At the same time, environmentalists argue that Europe eats too much top-predator fish anyway. If security curbs cod imports, menus may tilt towards farmed mussels or cultivated algae. That could dovetail with the Commission’s “blue food” strategy. Against that, French fishmongers warn of consumer backlash if beloved morue disappears.
Diplomatic contortions
Norway, outside the EU yet integral to its energy security, sits in an awkward place. It supplies a quarter of the bloc’s gas and wants goodwill for an EU-wide carbon-capture scheme. “We are very often accused of siding with Russians on this, but I don’t think it’s fair,” said one Norwegian official. Oslo has trimmed port access, aligned 16 of 17 sanctions rounds and armed Ukraine generously. But geography leaves it sharing a 196-kilometre border and a fish stock with a neighbour which happens to be hell-bent on destruction of the West (Norway included).

Domestic politics intrude. Norway’s polar municipalities rely on Russian crews for ship-yard repairs and hotel beds in winter. Local MPs oppose a total ban. The opposition Progress Party welcomes the pact as a piece of realpolitik that keeps both fish and jobs alive. environementalists detest it as propping up a polluting industry. The Labour led minority government in Oslo must juggle all three views.

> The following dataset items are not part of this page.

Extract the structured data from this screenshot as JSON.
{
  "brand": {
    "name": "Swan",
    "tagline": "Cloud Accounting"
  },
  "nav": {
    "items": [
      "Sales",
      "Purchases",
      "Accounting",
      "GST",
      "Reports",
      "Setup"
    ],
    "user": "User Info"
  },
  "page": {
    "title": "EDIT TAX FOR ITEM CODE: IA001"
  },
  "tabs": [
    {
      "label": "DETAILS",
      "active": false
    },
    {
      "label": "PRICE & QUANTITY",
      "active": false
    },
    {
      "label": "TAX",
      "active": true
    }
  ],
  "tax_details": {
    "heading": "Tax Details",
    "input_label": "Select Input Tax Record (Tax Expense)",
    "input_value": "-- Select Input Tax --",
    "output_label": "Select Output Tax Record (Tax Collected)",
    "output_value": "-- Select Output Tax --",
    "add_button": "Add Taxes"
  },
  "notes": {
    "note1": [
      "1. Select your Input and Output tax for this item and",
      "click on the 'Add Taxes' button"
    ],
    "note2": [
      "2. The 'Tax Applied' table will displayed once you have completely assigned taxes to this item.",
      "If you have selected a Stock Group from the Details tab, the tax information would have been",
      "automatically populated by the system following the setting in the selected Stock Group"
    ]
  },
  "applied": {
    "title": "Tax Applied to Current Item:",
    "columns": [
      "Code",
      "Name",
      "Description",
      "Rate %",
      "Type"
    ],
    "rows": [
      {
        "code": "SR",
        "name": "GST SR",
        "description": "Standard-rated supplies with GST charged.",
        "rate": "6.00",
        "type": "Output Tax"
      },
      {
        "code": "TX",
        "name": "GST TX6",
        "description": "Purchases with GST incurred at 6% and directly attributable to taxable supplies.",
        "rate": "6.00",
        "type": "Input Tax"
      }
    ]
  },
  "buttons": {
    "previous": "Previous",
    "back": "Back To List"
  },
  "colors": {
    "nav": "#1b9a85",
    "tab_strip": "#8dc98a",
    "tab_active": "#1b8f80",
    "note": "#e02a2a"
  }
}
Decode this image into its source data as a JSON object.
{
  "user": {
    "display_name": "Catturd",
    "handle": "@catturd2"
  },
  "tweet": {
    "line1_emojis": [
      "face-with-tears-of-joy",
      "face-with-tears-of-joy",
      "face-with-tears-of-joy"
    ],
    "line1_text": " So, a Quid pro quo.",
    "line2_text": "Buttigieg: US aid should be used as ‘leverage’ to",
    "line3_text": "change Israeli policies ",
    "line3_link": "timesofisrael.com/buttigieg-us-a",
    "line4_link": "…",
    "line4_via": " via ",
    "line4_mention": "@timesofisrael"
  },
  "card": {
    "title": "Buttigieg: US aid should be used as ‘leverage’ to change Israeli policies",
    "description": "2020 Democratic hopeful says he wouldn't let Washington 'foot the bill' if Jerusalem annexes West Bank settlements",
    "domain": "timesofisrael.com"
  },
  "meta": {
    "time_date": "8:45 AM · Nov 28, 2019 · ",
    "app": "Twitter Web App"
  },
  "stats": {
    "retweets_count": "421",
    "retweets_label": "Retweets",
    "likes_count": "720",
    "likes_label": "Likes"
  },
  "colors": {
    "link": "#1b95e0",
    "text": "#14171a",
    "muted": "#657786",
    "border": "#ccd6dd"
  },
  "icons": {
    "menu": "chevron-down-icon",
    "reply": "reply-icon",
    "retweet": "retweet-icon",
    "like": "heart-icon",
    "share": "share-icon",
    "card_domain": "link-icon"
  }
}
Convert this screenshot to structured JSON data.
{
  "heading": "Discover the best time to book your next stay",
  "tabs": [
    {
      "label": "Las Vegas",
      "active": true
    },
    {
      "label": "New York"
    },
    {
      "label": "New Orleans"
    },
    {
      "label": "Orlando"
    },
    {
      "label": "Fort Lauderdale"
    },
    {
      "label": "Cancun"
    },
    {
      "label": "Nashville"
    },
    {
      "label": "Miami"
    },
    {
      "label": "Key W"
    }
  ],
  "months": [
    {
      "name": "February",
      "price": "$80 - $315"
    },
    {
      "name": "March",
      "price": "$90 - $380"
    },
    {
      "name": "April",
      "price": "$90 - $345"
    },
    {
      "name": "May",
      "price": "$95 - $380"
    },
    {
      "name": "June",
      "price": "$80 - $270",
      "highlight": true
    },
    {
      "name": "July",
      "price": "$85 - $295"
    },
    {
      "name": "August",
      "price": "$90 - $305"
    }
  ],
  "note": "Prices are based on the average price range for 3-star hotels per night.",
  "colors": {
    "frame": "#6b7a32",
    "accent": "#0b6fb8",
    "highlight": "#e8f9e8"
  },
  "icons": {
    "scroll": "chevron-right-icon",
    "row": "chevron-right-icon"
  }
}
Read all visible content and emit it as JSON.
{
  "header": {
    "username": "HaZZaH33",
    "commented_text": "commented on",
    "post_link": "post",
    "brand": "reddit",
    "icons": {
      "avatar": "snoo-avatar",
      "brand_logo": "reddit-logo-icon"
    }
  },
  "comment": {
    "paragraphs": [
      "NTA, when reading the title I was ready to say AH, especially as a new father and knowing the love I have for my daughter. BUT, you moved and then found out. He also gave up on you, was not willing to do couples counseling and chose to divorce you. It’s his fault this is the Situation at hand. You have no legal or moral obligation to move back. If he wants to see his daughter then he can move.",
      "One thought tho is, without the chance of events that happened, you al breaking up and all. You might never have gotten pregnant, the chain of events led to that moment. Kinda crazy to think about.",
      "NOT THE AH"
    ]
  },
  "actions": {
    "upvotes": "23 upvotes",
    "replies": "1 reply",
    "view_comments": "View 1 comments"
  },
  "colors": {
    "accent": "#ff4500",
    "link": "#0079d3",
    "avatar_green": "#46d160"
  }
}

Meanwhile, Brussels debates next moves. One camp, led by Poland and the Baltics, urges an outright services ban on Russian trawlers. Another, championed by Germany and Spain, prefers a phased approach that retains the quota mechanism while tightening port inspections. France sits between, wary of lost supply but mindful of cable security.
Security first
Britain’s planned Atlantic Bastion sensor network aims to blanket key cables with sonar nodes. The EU is funding autonomous surface drones to shadow suspect trawlers. Such efforts cost money that fish tariffs once raised; they now fall on war-swollen defence budgets.
Critics ask if it would be cheaper simply to end the pact. Supporters reply that an unmanaged stock would invite Chinese flag-of-convenience ships, already scouting North-Atlantic squid grounds. Without the bilateral science panel, climate models would lose precious data on Arctic warming. And a lawless Barents could see violent skirmishes among private security firms guarding factory trawlers.
Recently we have seen increasingly aggressive Russian hybrid campaigns against allied nations. This trend is expected to continue.
— Espen Barth Eide, Norway’s foreign minister
Expect Brussels to seek middle ground. One idea is to oblige importers to certify that cod never touched a sanctioned vessel. Digital catch certificates, already piloted for tuna, could track consignments from net to fillet. Norway’s port-inspection data would feed the system, giving Oslo an incentive to co-operate. However, any formal legislative initiative in that direction is yet to see the light of day.
Legal squeeze
Another proposal would add Russian fisheries to the Critical Entities Resilience Directive. It would impose threat-assessment duties on companies that insure or service trawlers.
Some lawyers note that Article 346 of the Treaty on the Functioning of the EU lets member states override single-market rules for ‘essential security interests’. If applied to cod, it could justify national landing bans even without pan-EU sanctions. So far, capitals have not tested that option.
For now the status quo holds, but only just. Moscow is testing Europe’s resolve under the waves, while Brussels weighs how much cod is worth a cable. The next sanctions package may force the issue. If Russian trawlers lose their Norwegian havens, the Barents accord could unravel, risking both fish and peace. Yet letting those vessels linger risks sabotage that might prove costlier still.